Michael Sicher: Haben Sie als Generaldirektor der Münze Österreich einen besonderen Bezug zu Geld?
Gerhard Starsich: Ich habe Handelswissenschaften studiert und war immer am Geldwesen sehr interessiert. Was mir in der Münze Österreich besonders gut gefällt, ist diese Verknüpfung von Geldwesen, Kreditwesen, diesen ganzen monetärpolitischen Überlegungen mit einem haptischen Erlebnis. Dass man etwas produziert, was man am Schluss wirklich in der Hand halten und sagen kann: „Das ist ein schönes Produkt, das die Kunden wollen.“ Ein Industriebetrieb ist in der Steuerung für mich interessanter und spannender als ein Betrieb, der rein virtuelle Produkte erzeugt. Ich war vorher Geschäftsführer der Zahlungsabwicklungsfirma der Österreichischen Banken. Das ist eine reine IT-technische Sache und viel schwerer greifbar. Ob ein Software-System funktioniert oder nicht, weiß man nie so genau, um ganz ehrlich zu sein.

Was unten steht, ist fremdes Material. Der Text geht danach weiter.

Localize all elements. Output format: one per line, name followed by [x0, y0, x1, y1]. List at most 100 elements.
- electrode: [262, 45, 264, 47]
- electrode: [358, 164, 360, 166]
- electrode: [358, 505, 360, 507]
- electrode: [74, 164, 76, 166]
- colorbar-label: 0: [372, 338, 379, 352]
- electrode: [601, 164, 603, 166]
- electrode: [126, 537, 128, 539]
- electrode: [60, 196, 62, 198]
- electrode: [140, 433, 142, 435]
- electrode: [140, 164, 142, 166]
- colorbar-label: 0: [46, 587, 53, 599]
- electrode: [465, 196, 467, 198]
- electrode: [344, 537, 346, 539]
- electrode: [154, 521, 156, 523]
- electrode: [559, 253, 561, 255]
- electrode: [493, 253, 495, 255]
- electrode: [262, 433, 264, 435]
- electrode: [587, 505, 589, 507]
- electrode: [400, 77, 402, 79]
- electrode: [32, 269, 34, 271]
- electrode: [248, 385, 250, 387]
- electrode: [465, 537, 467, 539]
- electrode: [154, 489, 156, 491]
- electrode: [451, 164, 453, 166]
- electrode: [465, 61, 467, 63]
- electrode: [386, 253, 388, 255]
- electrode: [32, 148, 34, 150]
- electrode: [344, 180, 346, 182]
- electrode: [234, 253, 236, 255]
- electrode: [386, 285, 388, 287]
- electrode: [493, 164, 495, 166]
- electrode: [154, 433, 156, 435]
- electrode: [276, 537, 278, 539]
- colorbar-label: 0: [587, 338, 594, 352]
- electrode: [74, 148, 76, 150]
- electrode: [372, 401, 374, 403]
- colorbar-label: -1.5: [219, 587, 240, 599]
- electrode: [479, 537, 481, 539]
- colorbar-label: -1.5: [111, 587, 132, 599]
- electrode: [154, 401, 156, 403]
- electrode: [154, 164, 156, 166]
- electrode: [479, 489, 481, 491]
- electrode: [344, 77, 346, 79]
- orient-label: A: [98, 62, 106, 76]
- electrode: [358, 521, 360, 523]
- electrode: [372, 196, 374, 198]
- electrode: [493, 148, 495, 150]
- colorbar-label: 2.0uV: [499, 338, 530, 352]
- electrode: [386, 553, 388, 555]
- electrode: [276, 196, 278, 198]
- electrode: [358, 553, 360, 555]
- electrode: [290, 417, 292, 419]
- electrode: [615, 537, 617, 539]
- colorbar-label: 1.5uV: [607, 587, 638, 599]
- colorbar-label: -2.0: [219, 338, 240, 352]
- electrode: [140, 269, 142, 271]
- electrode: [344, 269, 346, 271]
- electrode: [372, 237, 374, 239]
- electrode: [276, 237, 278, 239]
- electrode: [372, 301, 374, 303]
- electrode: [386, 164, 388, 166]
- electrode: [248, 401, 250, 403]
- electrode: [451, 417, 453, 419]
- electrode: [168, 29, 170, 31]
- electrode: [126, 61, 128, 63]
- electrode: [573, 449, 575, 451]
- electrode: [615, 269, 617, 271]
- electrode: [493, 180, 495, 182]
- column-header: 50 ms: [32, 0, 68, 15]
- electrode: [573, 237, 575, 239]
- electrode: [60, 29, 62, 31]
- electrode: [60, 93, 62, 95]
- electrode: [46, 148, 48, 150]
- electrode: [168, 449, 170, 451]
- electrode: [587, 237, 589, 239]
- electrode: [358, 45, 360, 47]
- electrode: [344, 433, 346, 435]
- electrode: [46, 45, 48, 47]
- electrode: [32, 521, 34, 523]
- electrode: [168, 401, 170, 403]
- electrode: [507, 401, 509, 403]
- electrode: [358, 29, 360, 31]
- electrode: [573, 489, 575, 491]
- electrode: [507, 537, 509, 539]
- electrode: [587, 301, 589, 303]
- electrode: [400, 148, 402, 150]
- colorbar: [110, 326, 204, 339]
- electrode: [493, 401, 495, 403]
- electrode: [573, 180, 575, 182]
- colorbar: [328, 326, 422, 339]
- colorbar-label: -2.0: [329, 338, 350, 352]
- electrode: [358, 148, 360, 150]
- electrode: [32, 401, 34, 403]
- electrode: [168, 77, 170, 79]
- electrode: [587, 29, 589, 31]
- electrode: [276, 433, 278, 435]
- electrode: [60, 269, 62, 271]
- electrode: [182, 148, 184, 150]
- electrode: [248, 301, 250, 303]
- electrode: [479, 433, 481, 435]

Michael Sicher: Ein Erlebnis ist es auch, Ihre Produkte direkt bei Ihnen zu bestaunen und zu kaufen. Dazu haben Sie einen barrierefreien Shop.
Gerhard Starsich: Ja. Und mich freut natürlich besonders, wenn Tag für Tag die Kunden bei unserem Shop Schlange stehen, weil das für mich die Bestätigung ist, dass wir etwas tun, was sich die Menschen wünschen. Und wenn neue Münzen erscheinen, an so genannten Ausgabetagen, kommen manchmal die ersten Kunden schon um vier in der Früh, um sicher ein Produkt zu ergattern.
Michael Sicher: Wenn Sie Gäste haben, zeigen Sie Ihnen bestimmt Ihren sehr schön gestalteten Shop. Was zeigen Sie Ihnen in Wien noch?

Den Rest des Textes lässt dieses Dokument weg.